Oligotyping using public consensus sequences

26 views

Skip to first unread message

Rodrigo Ortega

unread,

Dec 8, 2017, 1:33:17 AM12/8/17

to Oligotyping and MED

Hi Meren,

First of all, thank you very much for your work on oligotyping. I really enjoyed reading the papers, and it seems like a very promising tool for my work. I can’t wait to work with it on my data.

I have a very naive and newbie question. I have read our tutorials and blog articles, and it is clear to me that this tool is to be used with Illumina or 454 data. I have Illumina data that I can work with, but that is not what brings me to write here.

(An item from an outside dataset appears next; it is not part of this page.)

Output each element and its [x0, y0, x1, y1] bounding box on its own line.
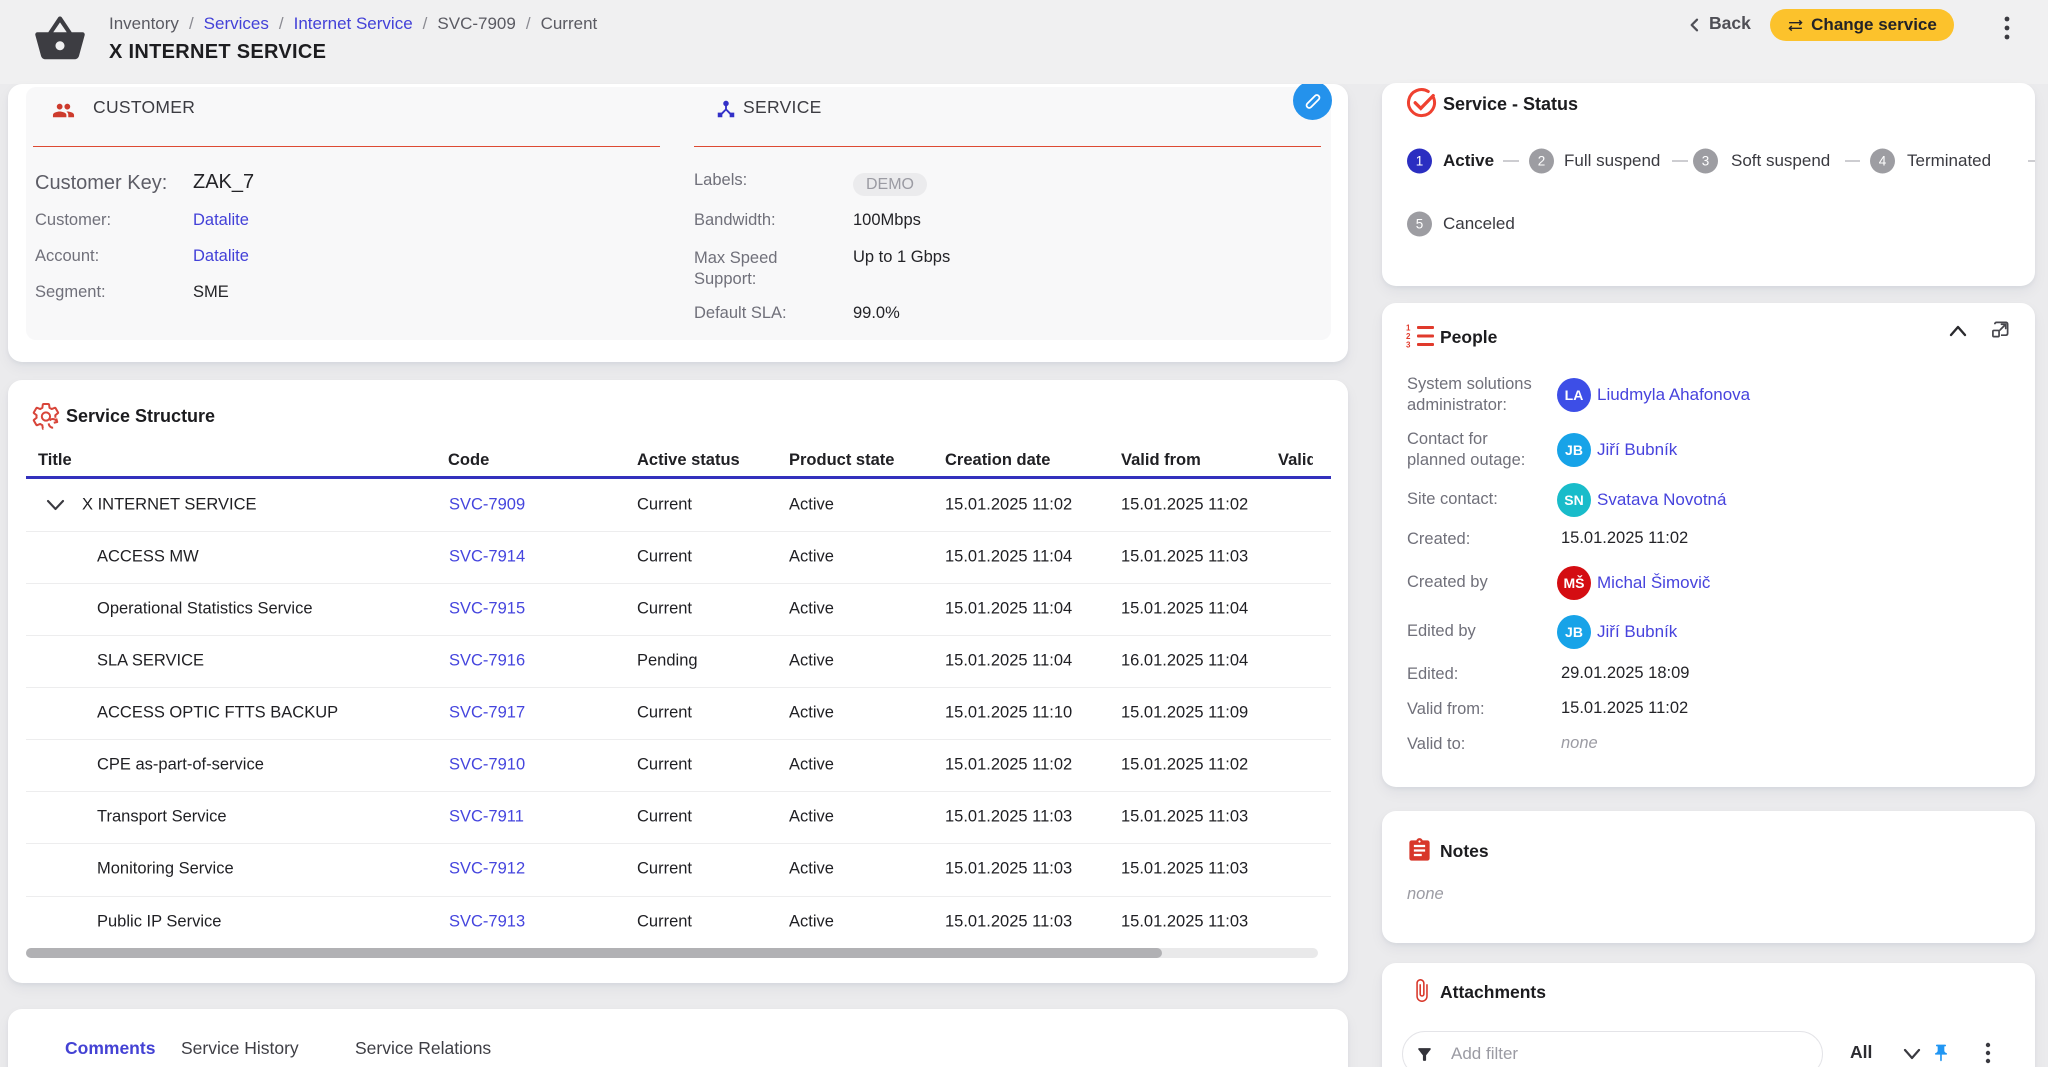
svg-text:3: 3	[1406, 341, 1411, 349]
svg-text:2: 2	[1406, 332, 1411, 341]
svg-text:1: 1	[1406, 324, 1411, 333]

I have a dataset of marker (consensus) sequences that are publicly available. Many of these have been generated using Sanger sequencing… Unfortunately, there does not seem to be SRA FASTQ data available for those sequences either. However, I am very interested in applying the oligotyping approach to them. I am thinking of using snippy to generate pseudo-reads from those marker sequences that I can then use with oligotyping. I have done preliminary analysis using the FASTA consensus sequences and aligned them to a reference alignment using PyNAST, and other tools to identify metadata-associated SNPs. I have identified group-specific SNPs this way. However, I think that oligotyping has much more potential for identifying subtle variations in publicly available assembled data.

Do you think that this is a valid approach? What would you recommend in terms of oligotyping parameters if I was to use this approach?